Search code examples
tokenantlrantlr4tokenize

How to tokenize a word in multiple lines in ANTLR4


I want to tokenize the next word "SINGULAR EXECUTIVE OF MINIMUM QUANTIA" wrote in multiple lines. It is pretty simple if you have the full word in one line

foo bar foo bar foo bar SINGULAR EXECUTIVE OF MINIMUM QUANTIA foo bar foo bar foo bar foo bar
foo bar foo bar foo bar foo bar foo bar foo bar foo bar foo bar foo barfoo bar foo bar foo bar

but I can not tokenize it when I have the word split into two lines

foo bar foo bar foo bar SINGULAR EXECUTIVE OF 
MINIMUM QUANTIA foo bar foo bar foo bar foo bar
foo bar foo bar foo bar foo bar foo bar foo bar foo bar foo bar 

This is my lexer

SPECIALWORD:S I N G U L A R ' ' E X E C U T I V E ' ' O F ' ' M I N I M U M ' ' Q U A N T I A 
fragment A:('a'|'A'|'á'|'Á');
......
......
fragment Z:('z'|'Z');
WORDUPPER: UCASE_LETTER UCASE_LETTER+;
WORDLOWER: LCASE_LETTER LCASE_LETTER+;
WORDCAPITALIZE: UCASE_LETTER LCASE_LETTER+;
LCASE_LETTER: 'a'..'z' | 'ñ' | 'á' | 'é' | 'í' | 'ó' | 'ú';
UCASE_LETTER: 'A'..'Z' | 'Ñ' | 'Á' | 'É' | 'Í' | 'Ó' | 'Ú';
INT: DIGIT+;
DIGIT: [0-9];  
WS : [ \t\r\n]+ -> skip;
ERROR: . ;

I have tried using line break into lexer rule

SPECIALWORD:S I N G U L A R ' ' E X E C U T I V E ' ' O F [\n] M I N I M U M ' ' Q U A N T I A

but it does not work, I guess because the lexer tokenize line by line.


Solution

  • So what you actually want is to allow a combination of the 5 words to become a certain token, while allowing an arbitrary number of whitespaces between them. This is actually the default work principle of ANTLR4 based parsers. Your attempt to put this all into one single lexer token is what makes things complicated.
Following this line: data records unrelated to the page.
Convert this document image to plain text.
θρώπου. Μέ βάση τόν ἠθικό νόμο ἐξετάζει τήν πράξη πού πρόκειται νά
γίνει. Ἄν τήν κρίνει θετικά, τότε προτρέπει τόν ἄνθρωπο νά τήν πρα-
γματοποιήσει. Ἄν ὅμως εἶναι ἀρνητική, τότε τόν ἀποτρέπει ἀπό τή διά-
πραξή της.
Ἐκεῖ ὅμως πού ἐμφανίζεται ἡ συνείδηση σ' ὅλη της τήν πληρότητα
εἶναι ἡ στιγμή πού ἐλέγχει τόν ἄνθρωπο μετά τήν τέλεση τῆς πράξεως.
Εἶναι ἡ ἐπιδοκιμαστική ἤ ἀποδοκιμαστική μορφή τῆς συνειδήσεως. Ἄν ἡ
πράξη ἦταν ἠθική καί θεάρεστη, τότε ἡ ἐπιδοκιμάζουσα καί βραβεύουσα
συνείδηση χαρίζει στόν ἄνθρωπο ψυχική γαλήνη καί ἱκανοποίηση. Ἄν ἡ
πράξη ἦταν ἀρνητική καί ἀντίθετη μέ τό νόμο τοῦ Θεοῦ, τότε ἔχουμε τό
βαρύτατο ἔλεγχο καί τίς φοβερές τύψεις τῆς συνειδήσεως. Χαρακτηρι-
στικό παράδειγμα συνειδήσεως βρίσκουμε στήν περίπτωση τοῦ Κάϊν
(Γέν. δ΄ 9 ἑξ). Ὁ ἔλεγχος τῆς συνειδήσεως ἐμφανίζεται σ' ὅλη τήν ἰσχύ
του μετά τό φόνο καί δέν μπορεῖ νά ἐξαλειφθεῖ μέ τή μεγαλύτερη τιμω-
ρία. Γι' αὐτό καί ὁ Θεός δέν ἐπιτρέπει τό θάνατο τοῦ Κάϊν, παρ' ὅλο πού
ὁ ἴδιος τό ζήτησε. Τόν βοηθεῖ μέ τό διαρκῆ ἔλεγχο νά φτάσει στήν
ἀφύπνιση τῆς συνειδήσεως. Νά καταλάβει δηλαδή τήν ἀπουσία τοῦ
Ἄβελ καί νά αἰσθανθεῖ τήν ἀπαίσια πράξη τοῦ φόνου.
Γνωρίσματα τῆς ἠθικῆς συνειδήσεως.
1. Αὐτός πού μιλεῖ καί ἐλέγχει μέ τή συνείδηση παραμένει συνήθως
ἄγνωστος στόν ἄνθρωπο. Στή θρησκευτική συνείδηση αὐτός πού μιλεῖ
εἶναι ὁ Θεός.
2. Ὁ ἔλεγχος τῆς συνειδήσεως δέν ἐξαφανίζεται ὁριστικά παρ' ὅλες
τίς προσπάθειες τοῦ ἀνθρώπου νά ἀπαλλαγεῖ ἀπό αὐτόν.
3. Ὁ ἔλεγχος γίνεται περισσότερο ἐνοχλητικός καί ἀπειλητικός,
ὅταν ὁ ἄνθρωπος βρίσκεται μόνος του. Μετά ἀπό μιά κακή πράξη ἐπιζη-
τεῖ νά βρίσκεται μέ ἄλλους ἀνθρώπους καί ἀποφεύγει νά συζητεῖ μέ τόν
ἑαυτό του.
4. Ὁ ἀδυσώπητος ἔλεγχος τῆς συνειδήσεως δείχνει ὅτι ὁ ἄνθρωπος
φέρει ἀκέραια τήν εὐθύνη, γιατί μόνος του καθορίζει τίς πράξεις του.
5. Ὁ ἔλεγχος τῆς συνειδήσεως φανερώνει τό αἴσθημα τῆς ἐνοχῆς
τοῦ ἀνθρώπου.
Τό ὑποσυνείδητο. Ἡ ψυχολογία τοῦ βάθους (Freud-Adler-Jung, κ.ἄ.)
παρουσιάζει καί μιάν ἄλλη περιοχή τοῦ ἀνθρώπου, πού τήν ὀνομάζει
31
    Instead define your (key) words as:

    SINGLUAR_SYMBOL: S I N G U L A R;
    EXECUTIVE_SYBOL: E X E C U T I V E;
    OF_SYMBOL: O F;
    MINIMUM_SYMBOL: M I N I M U M;
    QUANTIA_SYMBOL: Q U A N T I A;
    
    and define a parser rule to parse these as a special sentence:
    
    singularExec: SINGLUAR_SYMBOL EXECUTIVE_SYBOL OF_SYMBOL MINIMUM_SYMBOL QUANTIA_SYMBOL;
    

    Together with your WS rule that will match any combination of whitespaces between the individiual symbols.